Cristina Rodrigues (1956) italo-brésilienne d'origine, pratique le Shiatsu, elle fut marquée par les aléas liés aux déplacements géographiques et aux déracinements sociaux vécus dans ses plus jeunes années. Elle nous dit que cette discipline, a pour but de garder ou de retrouver un « équilibre sur les plans physique, émotionnel et psychique par un travail de rétablissement de la circulation énergétique à l'aide de pressions par les pouces et par une relation d'aide »,
Elle dit de sa peinture qu'elle a un caractère « automatique », autrement dit qu'elle correspond à une maîtrise de la rhétorique du corps, en même temps que des affects qui y sont attachés. L'on comprend, en fait, que cette « maitrise » n'est rien moins qu'un abandon ou un laisser-faire, conscients. Abandon du geste, lequel se trouve être actionné par une pulsion. Pulsion et geste sont mobilisés par des images qui se télescopent, se suivent aléatoirement et que l'inconscient mystérieusement, prend soin de trier.

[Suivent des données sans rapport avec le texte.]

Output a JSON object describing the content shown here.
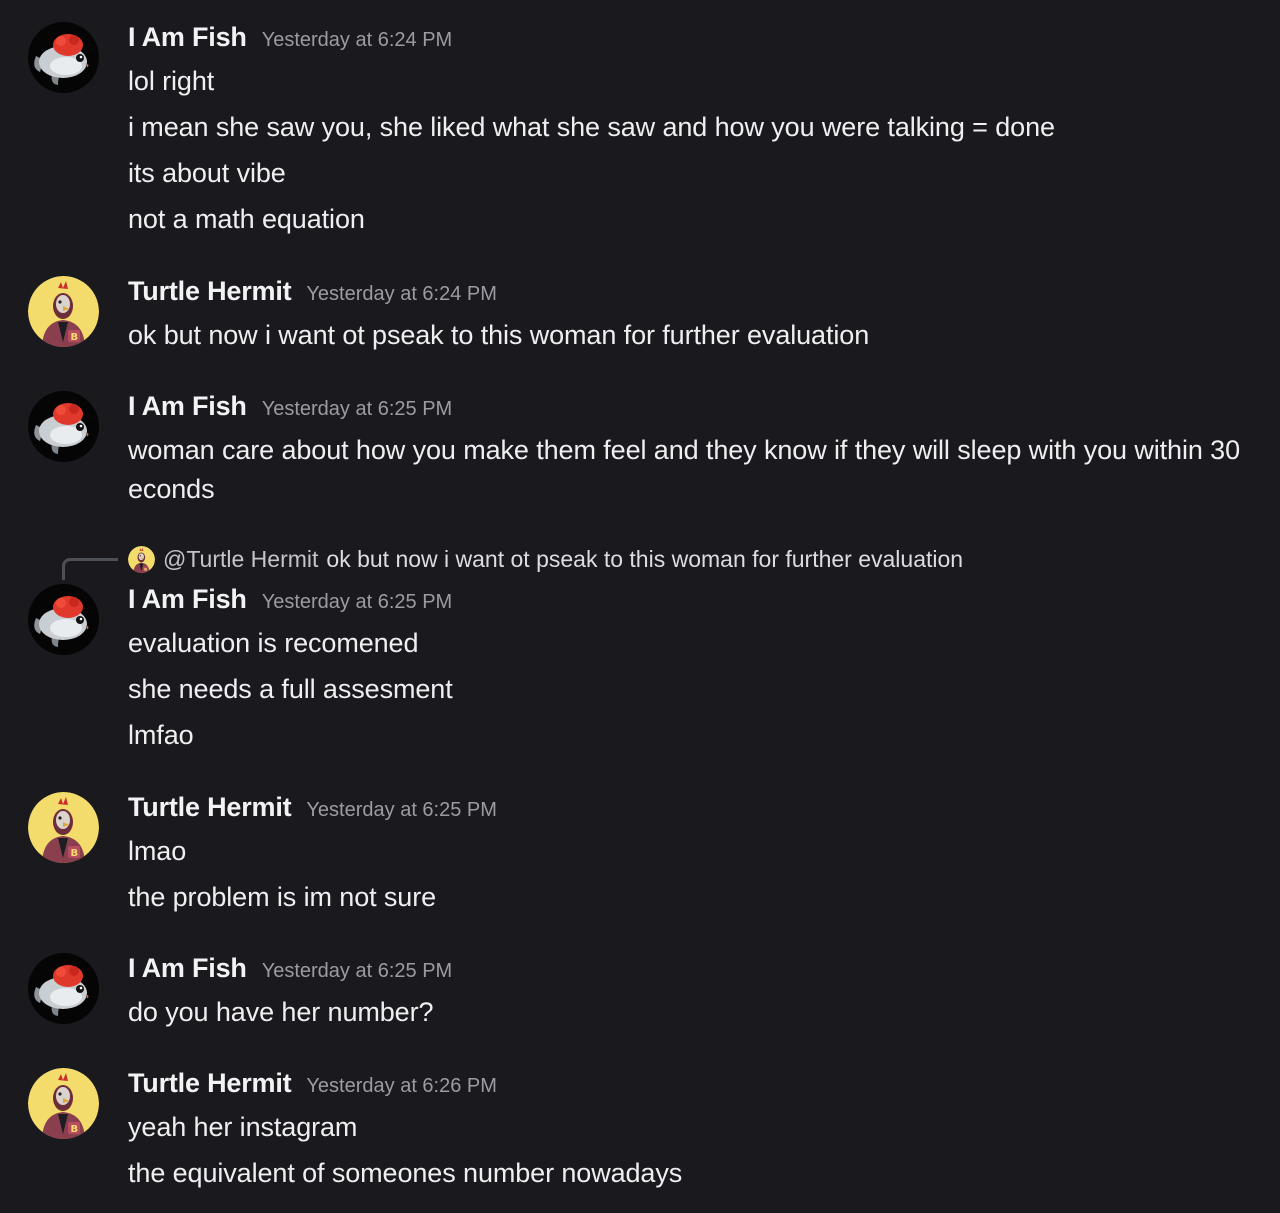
{
  "users": {
    "fish": {
      "name": "I Am Fish",
      "avatar": "goldfish-avatar"
    },
    "hermit": {
      "name": "Turtle Hermit",
      "avatar": "rooster-mask-avatar"
    }
  },
  "messages": [
    {
      "author": "I Am Fish",
      "timestamp": "Yesterday at 6:24 PM",
      "lines": [
        "lol right",
        "i mean she saw you, she liked what she saw and how you were talking = done",
        "its about vibe",
        "not a math equation"
      ]
    },
    {
      "author": "Turtle Hermit",
      "timestamp": "Yesterday at 6:24 PM",
      "lines": [
        "ok but now i want ot pseak to this woman for further evaluation"
      ]
    },
    {
      "author": "I Am Fish",
      "timestamp": "Yesterday at 6:25 PM",
      "lines": [
        "woman care about how you make them feel and they know if they will sleep with you within 30 econds"
      ]
    },
    {
      "author": "I Am Fish",
      "timestamp": "Yesterday at 6:25 PM",
      "reply": {
        "mention": "@Turtle Hermit",
        "text": "ok but now i want ot pseak to this woman for further evaluation"
      },
      "lines": [
        "evaluation is recomened",
        "she needs a full assesment",
        "lmfao"
      ]
    },
    {
      "author": "Turtle Hermit",
      "timestamp": "Yesterday at 6:25 PM",
      "lines": [
        "lmao",
        "the problem is im not sure"
      ]
    },
    {
      "author": "I Am Fish",
      "timestamp": "Yesterday at 6:25 PM",
      "lines": [
        "do you have her number?"
      ]
    },
    {
      "author": "Turtle Hermit",
      "timestamp": "Yesterday at 6:26 PM",
      "lines": [
        "yeah her instagram",
        "the equivalent of someones number nowadays"
      ]
    }
  ]
}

Cristina Rodrigues évoque « l'errance, la trace, la disparition, le temps qui passe ».

La peinture, pour Cristina Rodrigues, constitue un moyen d'expression et de connaissance des formes inconscientes de sa propre pensée. L'exécution automatique va ainsi déboucher sur la lecture d'une matérialité picturale, signes ou taches, au sens du motif tracé. Elle le dit elle-même : « Ce qui importe, c'est ce que dit le tableau d'abord ». Pour l'artiste, à l'instant même de l'action, « l'expérience en elle-même se veut neutre», dit-elle.

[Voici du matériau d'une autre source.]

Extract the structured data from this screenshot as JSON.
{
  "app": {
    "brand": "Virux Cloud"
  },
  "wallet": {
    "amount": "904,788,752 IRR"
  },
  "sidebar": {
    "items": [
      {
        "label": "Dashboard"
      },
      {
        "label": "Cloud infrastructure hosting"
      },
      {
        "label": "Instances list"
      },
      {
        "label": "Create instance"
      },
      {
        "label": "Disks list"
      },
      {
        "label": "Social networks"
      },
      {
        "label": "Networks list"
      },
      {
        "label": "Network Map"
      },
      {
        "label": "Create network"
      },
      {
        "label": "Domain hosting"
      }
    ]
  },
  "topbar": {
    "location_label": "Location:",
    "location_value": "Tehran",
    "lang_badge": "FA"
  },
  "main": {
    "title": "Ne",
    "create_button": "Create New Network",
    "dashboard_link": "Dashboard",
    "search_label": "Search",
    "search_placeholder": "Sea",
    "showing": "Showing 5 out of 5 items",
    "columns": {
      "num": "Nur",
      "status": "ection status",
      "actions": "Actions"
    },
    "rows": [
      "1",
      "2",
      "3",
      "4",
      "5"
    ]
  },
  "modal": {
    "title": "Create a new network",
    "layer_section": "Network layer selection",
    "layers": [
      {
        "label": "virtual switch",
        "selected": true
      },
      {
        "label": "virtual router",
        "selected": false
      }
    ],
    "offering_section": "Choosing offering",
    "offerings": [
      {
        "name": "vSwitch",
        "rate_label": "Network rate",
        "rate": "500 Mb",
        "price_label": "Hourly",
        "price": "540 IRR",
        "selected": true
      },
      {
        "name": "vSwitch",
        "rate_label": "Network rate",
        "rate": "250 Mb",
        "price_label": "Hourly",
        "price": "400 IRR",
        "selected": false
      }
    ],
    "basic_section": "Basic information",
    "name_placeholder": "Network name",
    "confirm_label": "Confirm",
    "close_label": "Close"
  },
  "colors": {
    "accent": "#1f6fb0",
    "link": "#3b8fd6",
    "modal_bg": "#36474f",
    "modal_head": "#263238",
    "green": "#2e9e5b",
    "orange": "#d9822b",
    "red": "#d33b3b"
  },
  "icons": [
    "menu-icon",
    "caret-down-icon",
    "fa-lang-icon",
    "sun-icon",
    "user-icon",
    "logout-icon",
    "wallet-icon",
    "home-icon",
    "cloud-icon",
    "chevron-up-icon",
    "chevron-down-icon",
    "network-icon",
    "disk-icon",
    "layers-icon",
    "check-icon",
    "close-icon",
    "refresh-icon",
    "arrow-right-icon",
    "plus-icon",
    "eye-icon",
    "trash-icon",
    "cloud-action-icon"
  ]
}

Dans sa pratique, l'artiste amorce ses gestes en répandant du café liquide, en guisede fond, sur un support de papier épais. Le mélange avec l'acrylique engendre uneémulsion qu'elle baigne ensuite d'eau; le tout, après séchage se trouve articulé ou e travaillé » à la main, au rouleau, à l'aide de palettes métalliques ou d'un simple morceau d'écorce. Ajouts et/ou soustractions de médium s'effectuent selon des mouvements rapides et spontanés, sans le recours aux pinceaux et sans repentir.

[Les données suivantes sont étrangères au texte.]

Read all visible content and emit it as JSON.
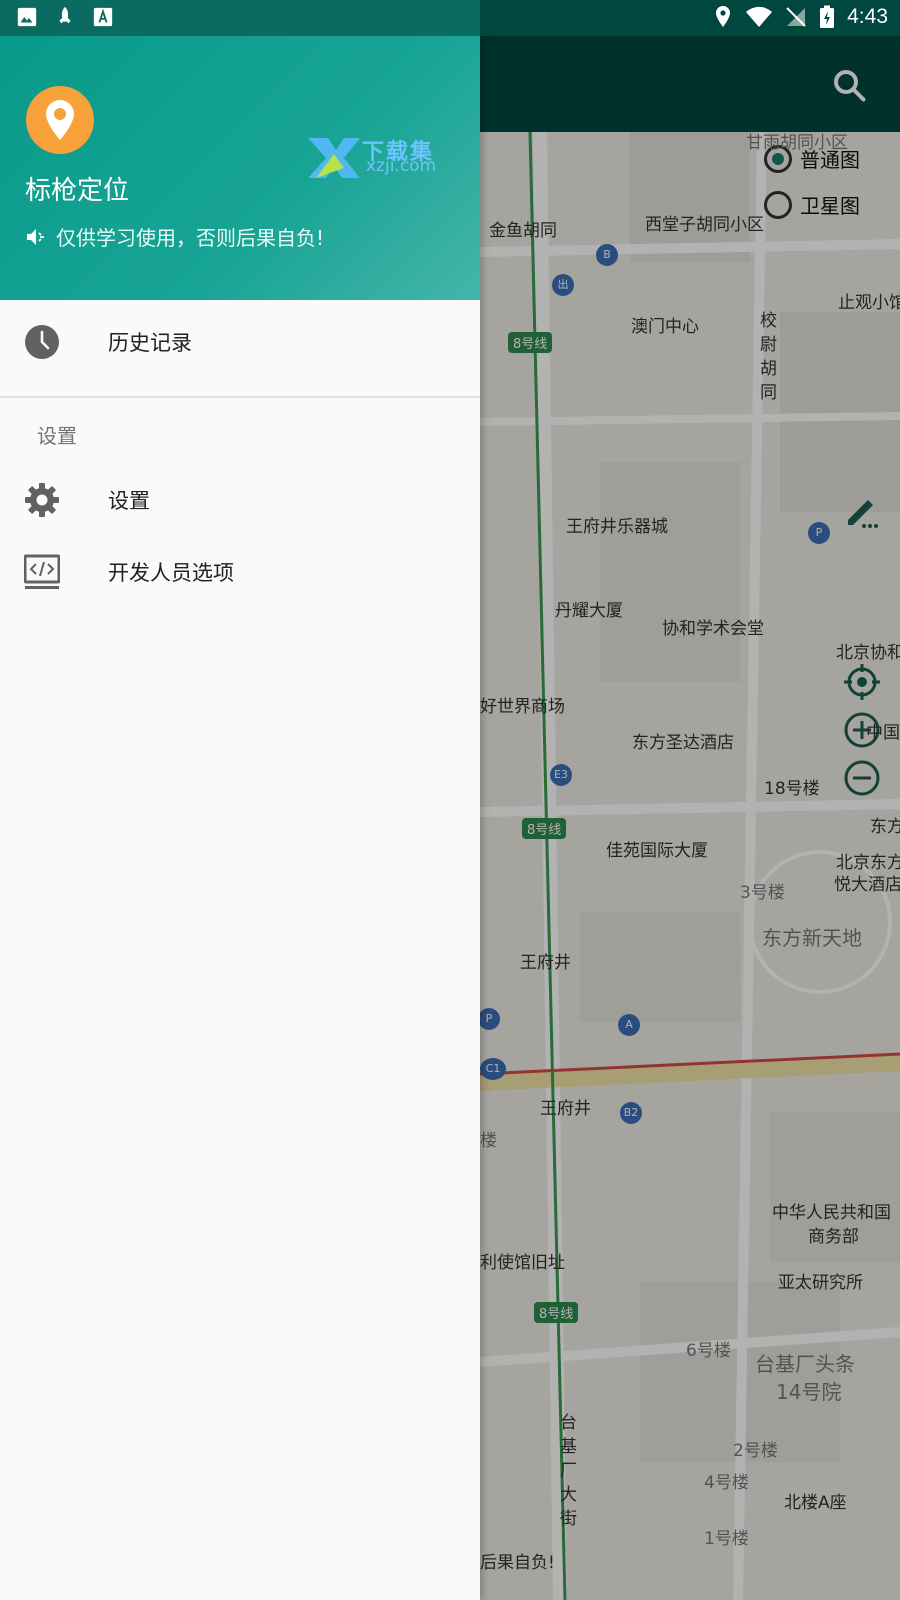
{
  "status_bar": {
    "time": "4:43",
    "left_icons": [
      "image-icon",
      "rocket-icon",
      "text-a-icon"
    ],
    "right_icons": [
      "location-icon",
      "wifi-icon",
      "no-signal-icon",
      "battery-charging-icon"
    ]
  },
  "drawer": {
    "app_title": "标枪定位",
    "notice": "仅供学习使用，否则后果自负!",
    "watermark_top": "下载集",
    "watermark_bottom": "xzji.com",
    "history_label": "历史记录",
    "section_title": "设置",
    "settings_label": "设置",
    "developer_label": "开发人员选项"
  },
  "map": {
    "radio_normal": "普通图",
    "radio_satellite": "卫星图",
    "selected": "普通图",
    "labels": [
      {
        "text": "甘雨胡同小区",
        "cls": "light"
      },
      {
        "text": "金鱼胡同",
        "cls": ""
      },
      {
        "text": "西堂子胡同小区",
        "cls": ""
      },
      {
        "text": "止观小馆",
        "cls": ""
      },
      {
        "text": "澳门中心",
        "cls": ""
      },
      {
        "text": "校",
        "cls": ""
      },
      {
        "text": "尉",
        "cls": ""
      },
      {
        "text": "胡",
        "cls": ""
      },
      {
        "text": "同",
        "cls": ""
      },
      {
        "text": "王府井乐器城",
        "cls": ""
      },
      {
        "text": "丹耀大厦",
        "cls": ""
      },
      {
        "text": "协和学术会堂",
        "cls": ""
      },
      {
        "text": "北京协和",
        "cls": ""
      },
      {
        "text": "好世界商场",
        "cls": ""
      },
      {
        "text": "东方圣达酒店",
        "cls": ""
      },
      {
        "text": "18号楼",
        "cls": ""
      },
      {
        "text": "中国",
        "cls": ""
      },
      {
        "text": "东方",
        "cls": ""
      },
      {
        "text": "佳苑国际大厦",
        "cls": ""
      },
      {
        "text": "北京东方",
        "cls": ""
      },
      {
        "text": "悦大酒店",
        "cls": ""
      },
      {
        "text": "3号楼",
        "cls": "light"
      },
      {
        "text": "东方新天地",
        "cls": "big"
      },
      {
        "text": "王府井",
        "cls": ""
      },
      {
        "text": "王府井",
        "cls": ""
      },
      {
        "text": "楼",
        "cls": "light"
      },
      {
        "text": "中华人民共和国",
        "cls": ""
      },
      {
        "text": "商务部",
        "cls": ""
      },
      {
        "text": "亚太研究所",
        "cls": ""
      },
      {
        "text": "利使馆旧址",
        "cls": ""
      },
      {
        "text": "6号楼",
        "cls": "light"
      },
      {
        "text": "台基厂头条",
        "cls": "big"
      },
      {
        "text": "14号院",
        "cls": "big"
      },
      {
        "text": "台",
        "cls": ""
      },
      {
        "text": "基",
        "cls": ""
      },
      {
        "text": "厂",
        "cls": ""
      },
      {
        "text": "大",
        "cls": ""
      },
      {
        "text": "街",
        "cls": ""
      },
      {
        "text": "2号楼",
        "cls": "light"
      },
      {
        "text": "4号楼",
        "cls": "light"
      },
      {
        "text": "北楼A座",
        "cls": ""
      },
      {
        "text": "1号楼",
        "cls": "light"
      },
      {
        "text": "后果自负!",
        "cls": ""
      }
    ],
    "line_tags": [
      "8号线",
      "8号线",
      "8号线"
    ],
    "poi_letters": [
      "B",
      "出",
      "A",
      "C1",
      "B2",
      "E3",
      "P",
      "P"
    ]
  }
}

Apparaît alors au regard une base dominante marron conjuguée à des déclinaisons de bleu Outremer et Terre d'Ombre. Une abstraction, certes.

Cristina Rodrigues s'est affranchie des contraintes de la représentation au profit d'un marquage de traces silencieuses; leur syntaxe ne connait que clairs, obscurs et luminescences qu'il appartient à l'œil d'apprivoiser.